Sunday, June 1, 2014

Character....

When I was young and a new mom, my initial thought of my parenting responsibilities were that of making sure that my babies were fed, dressed and went to school when it was time.  I have learned through many years of parenting, parenting teens and adoptive children, that my job is so much more.  At times, it involves guiding my children through some of life's most difficult moments and helping to shape their character.

Recent events have made me think hard about my character as well as my children's character.  One thing I have discovered about myself is that I am secure about who I am and who the Lord has molded and shaped me to be.  I hold firm to my beliefs in the Lord and rely on his guidance to direct my path.

Each one of my children are so different in their personalities and their character develops as they grow into the person GOD wants them to be.

Christopher is an adult - at 20 he is navigating college life and figuring out what his life path will be.  I stand back and look as he makes decisions that affect his future and although he has had some missteps, I am one proud mom and feel confident that he is heading in the right direction.  Over dinner recently, we had a discussion of how he would discipline his children (when that time comes) and it remarkably  aligns with how he was raised - Oh to his dismay....  As a 12 year old I can remember him saying he would do things so differently when he was a grown up.

Lizzy is beginning her senior year and as we all know girls can be mean and unchristian like and she is dealing with some of those challenges with her friend group.   She is also navigating those same friends heading down a dangerous path that she knows she does not want to be part of.  I continue to encourage her to be true to herself and to follow what she knows is the right thing.  I see her making difficult choices - but always choosing the right path.  I want her to know that GOD gives us life to live it abundantly and that no one person or group of people should be able to steal her JOY.  That challenges and struggles mold us and shape us into who GOD wants us to be.  I trust that through the next year she will be redefined, molded and shaped into the young lady that GOD wants her to be as he prepares her to go to college.

In previous posts I have referred to Maddie as tenacious and determined.  I pray that those qualities continue to shape her character.  As I listen to her through day to day conversations and interactions I hear a little bit of "her story" coming out as she claims it as her own.  Recently she was talking with her cousin, who is the same age, and Maddie told her that she lived in China when she was a baby and that I had to take 3 airplanes to go and get her".  That's the first time I've heard her put what she understands of her story into words.  I know that as she grows she will continue to communicate her story and as her understanding grows she will have more questions about it.  I continue to pray that GOD helps me know the right answers to her questions and when I don't have the answer, he will give me the tenderness and compassion to help her deal with the void.

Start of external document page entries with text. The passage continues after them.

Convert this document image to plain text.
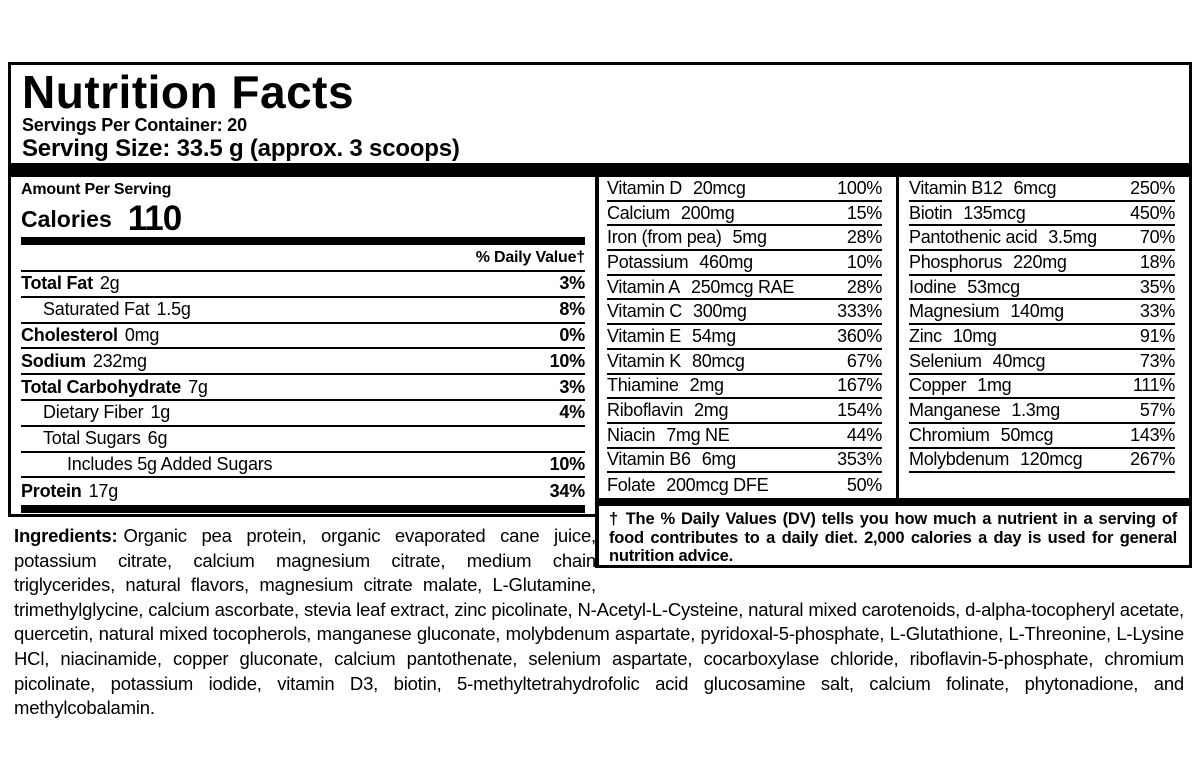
Nutrition Facts
Servings Per Container: 20
Serving Size: 33.5 g (approx. 3 scoops)
Amount Per Serving
Calories 110
% Daily Value†
Total Fat 2g	3%
Saturated Fat 1.5g	8%
Cholesterol 0mg	0%
Sodium 232mg	10%
Total Carbohydrate 7g	3%
Dietary Fiber 1g	4%
Total Sugars 6g
Includes 5g Added Sugars	10%
Protein 17g	34%
Vitamin D 20mcg	100%
Calcium 200mg	15%
Iron (from pea) 5mg	28%
Potassium 460mg	10%
Vitamin A 250mcg RAE	28%
Vitamin C 300mg	333%
Vitamin E 54mg	360%
Vitamin K 80mcg	67%
Thiamine 2mg	167%
Riboflavin 2mg	154%
Niacin 7mg NE	44%
Vitamin B6 6mg	353%
Folate 200mcg DFE	50%
Vitamin B12 6mcg	250%
Biotin 135mcg	450%
Pantothenic acid 3.5mg 70%
Phosphorus 220mg	18%
Iodine 53mcg	35%
Magnesium 140mg	33%
Zinc 10mg	91%
Selenium 40mcg	73%
Copper 1mg	111%
Manganese 1.3mg	57%
Chromium 50mcg	143%
Molybdenum 120mcg	267%
† The % Daily Values (DV) tells you how much a nutrient in a serving of food contributes to a daily diet. 2,000 calories a day is used for general nutrition advice.
Ingredients: Organic pea protein, organic evaporated cane juice, potassium citrate, calcium magnesium citrate, medium chain triglycerides, natural flavors, magnesium citrate malate, L-Glutamine, trimethylglycine, calcium ascorbate, stevia leaf extract, zinc picolinate, N-Acetyl-L-Cysteine, natural mixed carotenoids, d-alpha-tocopheryl acetate, quercetin, natural mixed tocopherols, manganese gluconate, molybdenum aspartate, pyridoxal-5-phosphate, L-Glutathione, L-Threonine, L-Lysine HCl, niacinamide, copper gluconate, calcium pantothenate, selenium aspartate, cocarboxylase chloride, riboflavin-5-phosphate, chromium picolinate, potassium iodide, vitamin D3, biotin, 5-methyltetrahydrofolic acid glucosamine salt, calcium folinate, phytonadione, and methylcobalamin.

Mia sweet Mia.  Mia has such a sweet and loving character to her.  I am anxious to see who she will become but want to treasure each moment of her being little that I can.  One thing everyone knows about Mia is that she loves her Momma!!!!  and her Momma loves her.  I think all moms treasure the youngest child - as they know it is their last, the last time you get to rock someone to sleep, the last sweet baby kisses, the last "first steps", etc.   She is growing up too fast!